Just want to emphasize one thing, how he value his job is not a good or bad judgement. It is way to see if this value match your team. For example, “good salary to feed family”, “career title growth”, “learn more skills from work”, “contribute this company to gain reputation” …are not the value you should judge it as good or bad. You should only identify those as match or not match. Once the evaluation of match not become the judgement of good or bad, then you will be very easy to show disrespect subconsciously, even you actually didn’t want to do and you have no intension. I’ve see some hunters show disrespect subconsciously to candidates via tell them some hard fact which hunters believe is true but can’t actually judged by hunters.

(2) Didn’t check the fact on what in candidate’s experience

Some people believe hire a high potential candidate will be better than hire an experience one. Unfortunately, good engineer can only be reveals his/her potential via demonstrate historical records.

Most of candidates have years working experience can easily describe work, design, scrum, team work and concept very well. But that doesn’t mean he/she can really do. Even really good candidates have the same situation, they could express things that much better then they really did. Why? not because human lies, it is because good engineers tend to move toward to a better approach. Good engineers want to make him self better in skills so once they done a job, they will always have the “improvement idea” in their mind. Therefore, it is not a bad thing. But it is one thing you need to identify during interview process.

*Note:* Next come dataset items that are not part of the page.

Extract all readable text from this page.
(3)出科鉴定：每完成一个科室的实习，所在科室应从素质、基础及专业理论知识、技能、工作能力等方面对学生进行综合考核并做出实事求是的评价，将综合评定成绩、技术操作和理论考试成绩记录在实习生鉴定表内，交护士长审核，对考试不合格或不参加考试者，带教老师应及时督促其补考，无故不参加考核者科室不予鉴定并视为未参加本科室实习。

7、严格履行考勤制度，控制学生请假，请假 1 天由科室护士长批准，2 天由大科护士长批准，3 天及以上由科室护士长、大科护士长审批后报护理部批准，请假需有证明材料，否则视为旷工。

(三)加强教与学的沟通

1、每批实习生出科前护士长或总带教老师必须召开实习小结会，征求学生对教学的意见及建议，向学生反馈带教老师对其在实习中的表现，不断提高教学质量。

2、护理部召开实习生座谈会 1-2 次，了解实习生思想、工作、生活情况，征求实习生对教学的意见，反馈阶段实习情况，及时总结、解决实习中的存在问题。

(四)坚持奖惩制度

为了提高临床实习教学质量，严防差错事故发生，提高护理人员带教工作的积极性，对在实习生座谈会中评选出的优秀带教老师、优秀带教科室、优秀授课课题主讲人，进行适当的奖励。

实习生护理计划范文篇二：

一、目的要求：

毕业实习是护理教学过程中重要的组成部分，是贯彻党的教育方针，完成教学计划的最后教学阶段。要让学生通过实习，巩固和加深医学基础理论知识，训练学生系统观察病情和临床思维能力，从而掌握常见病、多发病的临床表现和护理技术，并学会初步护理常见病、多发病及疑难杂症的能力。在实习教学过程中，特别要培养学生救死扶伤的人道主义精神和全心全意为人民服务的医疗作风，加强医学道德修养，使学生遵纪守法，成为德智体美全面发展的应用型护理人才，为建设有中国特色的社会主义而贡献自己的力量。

For example, few weeks ago I’ve interview an engineer who told me during interview that: one of the most important thing of devops is make transparent of system. Meaning, all technical information could easily to found. However, I simply asked “what and when is the last critical incident which you’ve involved”. Then he of course told me an incident which happened few months ago but when I simply checked “how did you record this incident and when you or your team do retrospective of this incident?” He told me this incident didn’t record due to it fixed soon and didn’t review latter. And of course, he suddenly realized he didn’t actually do what he believe is important.

(3)Didn’t show reality to candidate but show only the wonderful part.

If a candidate match everything without red flag, it is not the end of interview process. We should try to make him join and also make sure he could stay longer in the first place.

The common scenario is hiring manager want this candidate to join so much that makes manager hide something subconsciously. Unfortunately, if candidate onboard and did expect those things, he might leave soon. But even worse is that he did not leave soon but less productive, less motivation and hard to be positive thinking. Because he somehow believed he was cheated.

To make sure that, for high potential and good matching candidate, we should at least spend 10 minutes to speak honest of current bad things in this company. Don’t hide those things or decorate those as “challenges”.

Challenge is a good word what won’t make people uncomfortable. But there will be and there will always be uncomfortable situation in any company. To identify that earlier will also help us filter out people who want to be free-rider.

Another thing to emphasize: I don’t mean you should scare candidates. Of course there will be good thing in your team. Fairly describe team’s current situation, identify good and bad parts, show the goal we could reach together. These could make a transparent conversation starts and actually help candidates make “join” decision.